Posted in Game Review Archive on July 9, 2011 by rtreviews

Bloodline Champions

Whenever I first research a game (research, not actually playing it) the first thing I always look into is what character/characters I play as and what sort of roll they take in the game. This is where Bloodline Champions nearly made me turn the other way and go on about my business. Every character, at first glance, has a sort of “voodoo” feel (for lack of better terms). They are all around the same color-scheme and design which, being that this is an online game is very off-putting. People prefer customization, uniqueness in a game. Not a copy-paste effect on the characters. However, the silly website is almost killing itself in that aspect. The actual game characters themselves are much more unique between each other than the portraits the site has to offer. I know this isn’t a review of the website for the game, but they should at least make the information appealing rather than a simple portrait that hardly depicts the actual beauty of the game itself.

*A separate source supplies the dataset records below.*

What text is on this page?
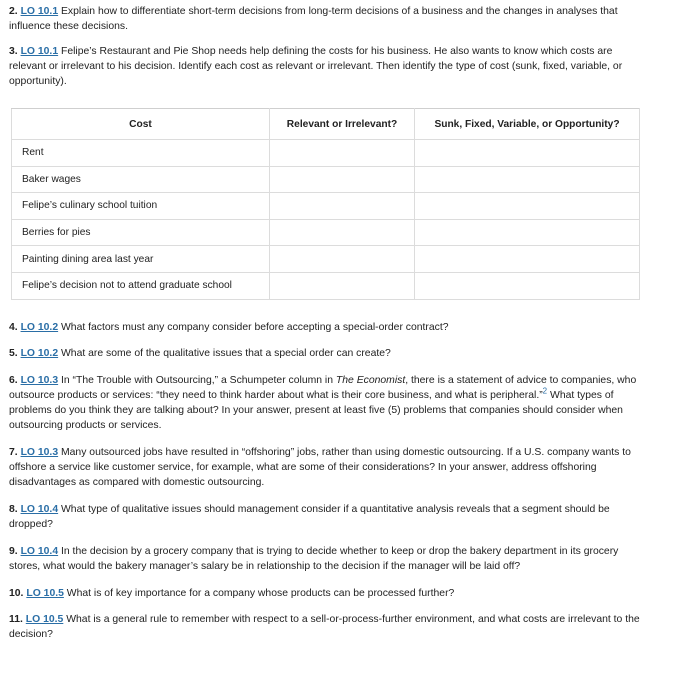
2. LO 10.1 Explain how to differentiate short-term decisions from long-term decisions of a business and the changes in analyses that influence these decisions.

3. LO 10.1 Felipe’s Restaurant and Pie Shop needs help defining the costs for his business. He also wants to know which costs are relevant or irrelevant to his decision. Identify each cost as relevant or irrelevant. Then identify the type of cost (sunk, fixed, variable, or opportunity).

Cost	Relevant or Irrelevant?	Sunk, Fixed, Variable, or Opportunity?
Rent		
Baker wages		
Felipe’s culinary school tuition		
Berries for pies		
Painting dining area last year		
Felipe’s decision not to attend graduate school		

4. LO 10.2 What factors must any company consider before accepting a special-order contract?

5. LO 10.2 What are some of the qualitative issues that a special order can create?

6. LO 10.3 In “The Trouble with Outsourcing,” a Schumpeter column in The Economist, there is a statement of advice to companies, who outsource products or services: “they need to think harder about what is their core business, and what is peripheral.”$^2$ What types of problems do you think they are talking about? In your answer, present at least five (5) problems that companies should consider when outsourcing products or services.

7. LO 10.3 Many outsourced jobs have resulted in “offshoring” jobs, rather than using domestic outsourcing. If a U.S. company wants to offshore a service like customer service, for example, what are some of their considerations? In your answer, address offshoring disadvantages as compared with domestic outsourcing.

8. LO 10.4 What type of qualitative issues should management consider if a quantitative analysis reveals that a segment should be dropped?

9. LO 10.4 In the decision by a grocery company that is trying to decide whether to keep or drop the bakery department in its grocery stores, what would the bakery manager’s salary be in relationship to the decision if the manager will be laid off?

10. LO 10.5 What is of key importance for a company whose products can be processed further?

11. LO 10.5 What is a general rule to remember with respect to a sell-or-process-further environment, and what costs are irrelevant to the decision?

Upon loading the game for the first time I was met with a beautiful user interface (UI). There is a rather in-depth and completely audio-ized (shut up, it’s a word) tutorial. The game had me start playing as the “Igniter” a fire based ranged attack character. After going through a slew of enemy dummies and shooting various forms of fire in their direction I finally completed the tutorial and was able to jump into the action. Joining a game is not very difficult, except that the community is rather small and split between the US server and the European server. Upon joining a game and finally having several other players join as well, I was told to select a character. Now I came to find out over time that every week there are four characters made to be free for that week only. It is a cycle each Wednesday, I believe, don’t quote me on that.

The game play itself is very fast-paced and quick ending. They want the games to end so quick there is even a 2:00 timer on each round, at which point the field becomes shrouded in a red veil that damages all characters over time. Matches are made in 2v2, 3v3, 4v4, etc. format and are generally just “kill your opponent” type games. There are other game types such as “capture the flag” but they are not very popular among the community it seems. The characters move rather easily and flow well enough that I did not have to think about moving (trust me, this is an issue in some games). With every character having 7 abilities, 6 normal and 1 ultimate, each character seems to have it’s own uniqueness to it. All of the abilities; and I mean ALL of them, even heals; are skill-shot abilities. For those of you who don’t know, a skill-shot ability means an ability that is shot toward wherever your cursor is. This is where the game gets good. The pure difficulty in mastering each character is quite astounding for what little the game actually has to offer. There are 14 different fields to play on making it seems like a lot of choice, but they are similar enough that there really isn’t much of a difference.

All in all the game is fun to play, but repetitive. There doesn’t seem to be much point playing it for more than an hour at a time every few days or so.